Nationalised banks accounted for 52.2 per cent of the aggregate deposits, with State Bank of India (SBI) and its Associates accounting for 22.1 per cent.

The share of new private sector banks, foreign banks, old private sector banks, and regional rural banks in aggregate deposits was 13.3 per cent, 4.8 per cent, 4.6 per cent and 3.0 per cent, respectively, according to RBIs Quarterly Statistics on Deposits and Credit of Scheduled Commercial Banks, December 2010.

With respect to gross bank credit, nationalised banks had the highest share of 51.6 per cent in the total bank credit. They were followed by SBI and its associates at 22.7 per cent and new private sector banks at 13.7 per cent.

Foreign banks, old private sector banks and regional rural banks had comparatively lower shares in the total bank credit at 5.1 per cent, 4.5 per cent and 2.5 per cent, respectively.

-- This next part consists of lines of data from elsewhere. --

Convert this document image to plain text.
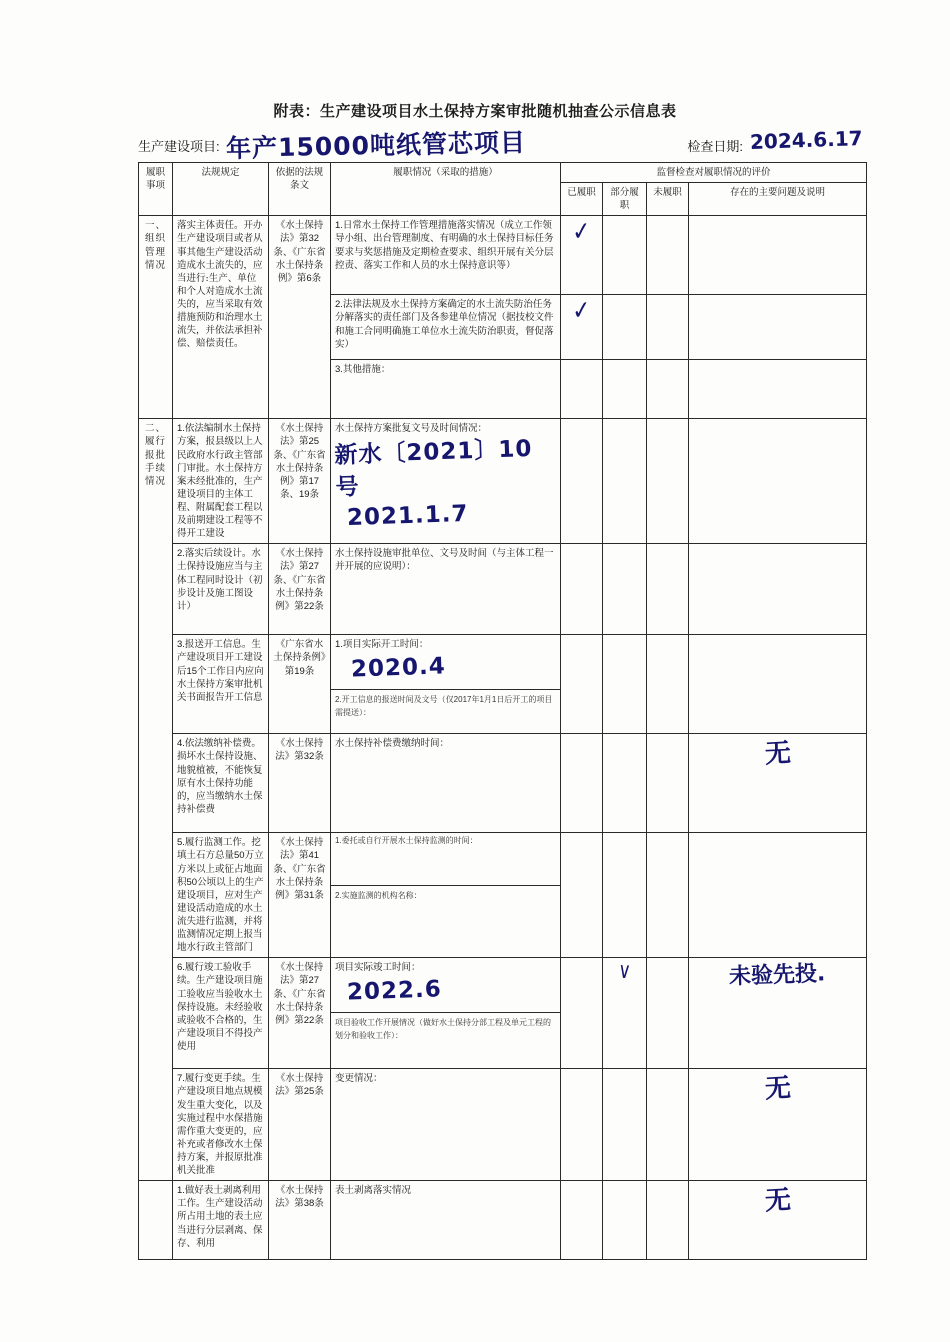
附表：生产建设项目水土保持方案审批随机抽查公示信息表
生产建设项目: 年产15000吨纸管芯项目	检查日期: 2024.6.17
履职事项	法规规定	依据的法规条文	履职情况（采取的措施）	监督检查对履职情况的评价			
				已履职	部分履职	未履职	存在的主要问题及说明
一、组织管理情况	落实主体责任。开办生产建设项目或者从事其他生产建设活动造成水土流失的，应当进行։生产、单位和个人对造成水土流失的，应当采取有效措施预防和治理水土流失，并依法承担补偿、赔偿责任。	《水土保持法》第32条、《广东省水土保持条例》第6条	1.日常水土保持工作管理措施落实情况（成立工作领导小组、出台管理制度、有明确的水土保持目标任务要求与奖惩措施及定期检查要求、组织开展有关分层控责、落实工作和人员的水土保持意识等）	✓			

			2.法律法规及水土保持方案确定的水土流失防治任务分解落实的责任部门及各参建单位情况（据技校文件和施工合同明确施工单位水土流失防治职责，督促落实）	✓			

			3.其他措施：				
二、履行报批手续情况	1.依法编制水土保持方案，报县级以上人民政府水行政主管部门审批。水土保持方案未经批准的，生产建设项目的主体工程、附属配套工程以及前期建设工程等不得开工建设	《水土保持法》第25条、《广东省水土保持条例》第17条、19条	水土保持方案批复文号及时间情况：
新水〔2021〕10号
2021.1.7				
	2.落实后续设计。水土保持设施应当与主体工程同时设计（初步设计及施工图设计）	《水土保持法》第27条、《广东省水土保持条例》第22条	水土保持设施审批单位、文号及时间（与主体工程一并开展的应说明）：				
	3.报送开工信息。生产建设项目开工建设后15个工作日内应向水土保持方案审批机关书面报告开工信息	《广东省水土保持条例》第19条	1.项目实际开工时间：
2020.4
2.开工信息的报送时间及文号（仅2017年1月1日后开工的项目需提送）：				
	4.依法缴纳补偿费。损坏水土保持设施、地貌植被，不能恢复原有水土保持功能的，应当缴纳水土保持补偿费	《水土保持法》第32条	水土保持补偿费缴纳时间：				无
	5.履行监测工作。挖填土石方总量50万立方米以上或征占地面积50公顷以上的生产建设项目，应对生产建设活动造成的水土流失进行监测，并将监测情况定期上报当地水行政主管部门	《水土保持法》第41条、《广东省水土保持条例》第31条	1.委托或自行开展水土保持监测的时间：
2.实施监测的机构名称：				
	6.履行竣工验收手续。生产建设项目施工验收应当验收水土保持设施。未经验收或验收不合格的，生产建设项目不得投产使用	《水土保持法》第27条、《广东省水土保持条例》第22条	项目实际竣工时间：
2022.6
项目验收工作开展情况（做好水土保持分部工程及单元工程的划分和验收工作）：		∨		未验先投.
	7.履行变更手续。生产建设项目地点规模发生重大变化，以及实施过程中水保措施需作重大变更的，应补充或者修改水土保持方案，并报原批准机关批准	《水土保持法》第25条	变更情况：				无
	1.做好表土剥离利用工作。生产建设活动所占用土地的表土应当进行分层剥离、保存、利用	《水土保持法》第38条	表土剥离落实情况				无
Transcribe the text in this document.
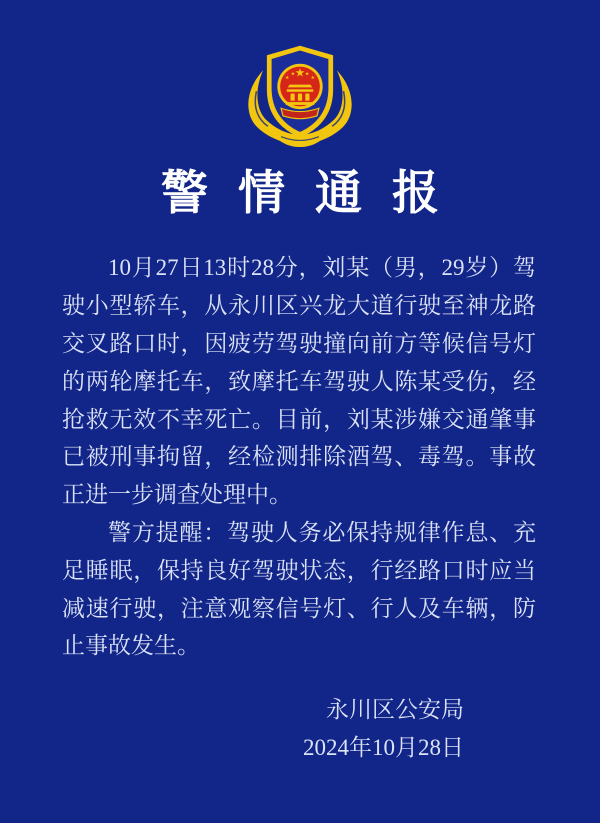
警情通报

10月27日13时28分，刘某（男，29岁）驾驶小型轿车，从永川区兴龙大道行驶至神龙路交叉路口时，因疲劳驾驶撞向前方等候信号灯的两轮摩托车，致摩托车驾驶人陈某受伤，经抢救无效不幸死亡。目前，刘某涉嫌交通肇事已被刑事拘留，经检测排除酒驾、毒驾。事故正进一步调查处理中。

警方提醒：驾驶人务必保持规律作息、充足睡眠，保持良好驾驶状态，行经路口时应当减速行驶，注意观察信号灯、行人及车辆，防止事故发生。

永川区公安局

2024年10月28日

India's foreign exchange reserves were US$ 314.6 billion as on July 8, 2011, according to the data in the weekly statistical supplement (WSS) released by RBI.

Indian bank loans increased by19.9 per cent year-on- year (y-o-y) as of July 1, 2011, according to the central bank's WSS. Deposits rose by 18.4 per cent from a year earlier.


The face of banking is changing rapidly. Competition is going to be tough and with financial liberalisation under the WTO, banks in India will have to benchmark themselves against the best in the world. For a strong and resilient banking and financial system, therefore, banks need to go beyond peripheral issues and tackle significant issues like improvements in profitability, efficiency and technology, while achieving economies of scale through consolidation and exploring available cost-effective solutions. These are some of the issues that need to be addressed if banks are to succeed, not just survive, in the changing milieu.